Iran releases Greek hostage tankers
Two laden suezmaxes sail under escort from Middle East Gulf after presumed diplomatic agreement between Athens and Tehran
Delta Tankers and Polembros Shipping vessels were seized in May in retaliation for US move to confiscate cargo from Greek-held Iranian tanker, which also sailed on Wednesday
TWO Greece-flagged suezmax tankers have left the port of Bandar Abbas after being held hostage in Iran for nearly six months.
Delta Tankers’ Delta Poseidon (IMO: 9468671) and Polembros Shipping’s Prudent Warrior (IMO: 9753545) were forcibly diverted from international waters in the Middle East Gulf on May 27 by contingents from Iran’s Islamic Revolutionary Guard Corps.
The tankers were seized in response to a US move to confiscate a cargo of Iranian oil from the 2003-built Lana (IMO: 9256860), an aframax tanker which was being held in Greece.
The Greek tankers were sailing at about 5 knots and being escorted by Iranian warships on Wednesday afternoon.
In a coordinated move hours earlier, Lana departed from its anchorage outside the Greek port of Piraeus, apparently headed for Istanbul. It is understood to be under Greek navy escort.
Sources familiar with the matter told Lloyd’s List that a diplomatic agreement has been struck between Iran and Greece to allow for the release of the tankers, although it was not immediately clear if the bargain went beyond the simultaneous release of all three vessels.
According to one source, the tanker swap arrangements foresee that the Iranian warships will shadow the Greek tankers until Lana safely reaches the Turkish Straits.
The Lana, which was named Pegas under the Russia flag when it was initially detained off the island of Evia earlier this year, formally took clearance to sail from Greece on November 14 in a clear sign that the months-long stand-off might be drawing to a close.
The following day, preparations for the departure of the two Greek-owned suezmaxes appeared to be under way off when both vessels turned on their Automatic Identification System transponders for the first time since May 27.
In recent weeks, there have been signs of increased diplomatic entreaties to Tehran with the office of Greece’s prime minister Kyriakos Mitsotakis becoming directly involved in negotiations and high-ranking officials at the International Maritime Organisation also taking up the case.

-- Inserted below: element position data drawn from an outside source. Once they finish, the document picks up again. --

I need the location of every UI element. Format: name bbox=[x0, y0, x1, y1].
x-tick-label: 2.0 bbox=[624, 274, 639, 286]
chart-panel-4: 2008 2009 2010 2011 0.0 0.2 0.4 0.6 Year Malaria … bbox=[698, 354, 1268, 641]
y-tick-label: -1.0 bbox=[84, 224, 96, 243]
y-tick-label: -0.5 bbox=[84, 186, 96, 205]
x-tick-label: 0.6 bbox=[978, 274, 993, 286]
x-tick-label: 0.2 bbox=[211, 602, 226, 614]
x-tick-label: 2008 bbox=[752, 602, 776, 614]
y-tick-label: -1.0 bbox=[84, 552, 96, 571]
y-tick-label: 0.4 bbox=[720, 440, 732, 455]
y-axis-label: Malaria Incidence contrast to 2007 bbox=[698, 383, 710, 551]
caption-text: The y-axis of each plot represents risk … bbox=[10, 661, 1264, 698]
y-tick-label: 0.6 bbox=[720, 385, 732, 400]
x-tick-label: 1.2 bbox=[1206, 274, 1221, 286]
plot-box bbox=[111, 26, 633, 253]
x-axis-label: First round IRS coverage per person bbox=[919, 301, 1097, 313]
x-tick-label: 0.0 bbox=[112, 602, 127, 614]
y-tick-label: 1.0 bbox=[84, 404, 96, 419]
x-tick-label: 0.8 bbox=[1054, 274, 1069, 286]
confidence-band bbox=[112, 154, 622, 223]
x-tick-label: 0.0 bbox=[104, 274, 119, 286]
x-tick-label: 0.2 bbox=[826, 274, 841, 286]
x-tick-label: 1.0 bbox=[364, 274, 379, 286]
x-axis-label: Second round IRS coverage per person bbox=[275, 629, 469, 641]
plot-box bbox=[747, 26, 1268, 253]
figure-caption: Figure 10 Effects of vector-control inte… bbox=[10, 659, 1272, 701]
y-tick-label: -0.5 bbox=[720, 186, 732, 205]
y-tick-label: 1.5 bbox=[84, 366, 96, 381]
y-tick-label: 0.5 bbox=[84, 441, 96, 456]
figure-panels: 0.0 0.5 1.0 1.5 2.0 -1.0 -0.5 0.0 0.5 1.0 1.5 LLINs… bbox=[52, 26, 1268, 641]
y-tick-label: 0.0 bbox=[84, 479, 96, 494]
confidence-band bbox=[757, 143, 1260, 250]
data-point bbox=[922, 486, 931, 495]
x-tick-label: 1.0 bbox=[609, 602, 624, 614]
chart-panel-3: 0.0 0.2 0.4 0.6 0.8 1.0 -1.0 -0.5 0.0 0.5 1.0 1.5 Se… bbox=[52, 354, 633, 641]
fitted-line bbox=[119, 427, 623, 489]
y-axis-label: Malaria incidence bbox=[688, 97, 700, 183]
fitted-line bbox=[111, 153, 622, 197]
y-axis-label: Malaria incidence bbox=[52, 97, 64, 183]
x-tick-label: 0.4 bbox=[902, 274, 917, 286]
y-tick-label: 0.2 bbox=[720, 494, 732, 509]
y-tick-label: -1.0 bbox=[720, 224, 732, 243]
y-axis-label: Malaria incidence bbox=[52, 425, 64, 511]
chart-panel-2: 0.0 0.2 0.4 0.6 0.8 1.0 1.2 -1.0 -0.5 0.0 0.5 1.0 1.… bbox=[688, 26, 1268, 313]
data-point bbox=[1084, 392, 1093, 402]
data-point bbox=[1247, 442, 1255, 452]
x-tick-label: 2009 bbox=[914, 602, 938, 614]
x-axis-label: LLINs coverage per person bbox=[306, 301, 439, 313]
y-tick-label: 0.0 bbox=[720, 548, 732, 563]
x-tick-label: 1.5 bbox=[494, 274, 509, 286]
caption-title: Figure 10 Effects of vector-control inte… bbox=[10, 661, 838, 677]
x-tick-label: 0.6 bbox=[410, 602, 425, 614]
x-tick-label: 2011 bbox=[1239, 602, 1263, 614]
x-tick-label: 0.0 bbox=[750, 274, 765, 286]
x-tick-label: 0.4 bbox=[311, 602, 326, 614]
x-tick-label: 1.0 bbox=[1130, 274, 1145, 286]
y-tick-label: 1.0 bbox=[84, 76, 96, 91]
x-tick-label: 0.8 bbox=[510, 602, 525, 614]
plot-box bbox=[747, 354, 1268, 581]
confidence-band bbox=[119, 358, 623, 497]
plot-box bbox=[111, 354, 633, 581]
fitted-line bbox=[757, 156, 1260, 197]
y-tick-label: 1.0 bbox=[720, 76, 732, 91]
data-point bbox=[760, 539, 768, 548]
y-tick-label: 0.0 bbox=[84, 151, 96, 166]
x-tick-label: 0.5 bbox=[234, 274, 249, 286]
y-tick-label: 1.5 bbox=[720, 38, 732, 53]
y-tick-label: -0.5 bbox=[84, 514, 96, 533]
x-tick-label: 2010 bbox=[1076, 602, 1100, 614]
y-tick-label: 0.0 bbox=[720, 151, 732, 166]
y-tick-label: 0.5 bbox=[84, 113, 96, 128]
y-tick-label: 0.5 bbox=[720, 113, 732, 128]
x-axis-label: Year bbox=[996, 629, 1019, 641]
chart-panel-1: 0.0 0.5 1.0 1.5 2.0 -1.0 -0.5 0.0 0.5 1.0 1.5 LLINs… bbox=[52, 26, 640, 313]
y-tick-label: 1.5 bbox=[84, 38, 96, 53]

Most of the prerequisites have appeared to be in place since August for a simple arrangement between the two countries to — in effect — swap tankers.
The initial Greek court order supporting the confiscation by the US of Lana’s cargo, which triggered the heavy-handed Iranian retaliation, was reversed by higher court decisions.
Half of the cargo that had already been offloaded for transportation to the US was pumped back into the vessel at anchor outside Piraeus.
But frustratingly for the owners and their crews, nothing moved amid whispers that Tehran had hardened its stance with a wider list of demands.
A Greek diplomatic source on Wednesday said there was “no bigger story” behind the deal to have the Greek ships released. “It is simply good news,” he said. “This has been a problematic situation, for the Greek flag at least.”
The freeing of the tankers was later confirmed by the Greek ministry of shipping and island policy that said deputy minister Kostas Katsafados was in Tehran on Wednesday for the finalisation of the agreement.
Shipping minister Ioannis Plakiotakis called the affair an “unhappy and particularly complex” one that had been brought to an end “following systematic efforts by the Greek government.”
Over the last three months, following the halt put on confiscating Lana’s cargo, the Greek tanker companies have been allowed to change their crews on both the tankers held in Iran.
With the exception of a number of Filipino seamen who volunteered to remain on board, the majority of the 49 seafarers originally abducted in May along with their ships have been repatriated.
The last to leave was the Cypriot master of Prudent Warrior, who returned safely to Cyprus last week, the government confirmed.
When it was seized, Prudent Warrior was carrying a cargo of oil loaded at Basrah, Iraq, which is understood to have been bound ultimately for the US.
Prior to Delta Poseidon’s seizure, it had also loaded at the same Iraqi port and was en route to Agioi Theodoroi near Corinth with a cargo for the nearby Motor Oil refinery.
One industry source closely following the matter said that the affected companies may be covered for their expenses under war risks policies. But he estimated “conservatively” that each of the owners may have lost as much as $5m in lost hire.
Both companies are understood to have agreed in writing to refrain from claiming damages from Iran. The waivers were signed weeks ago at a time when the owners believed the tankers were on the brink of being released.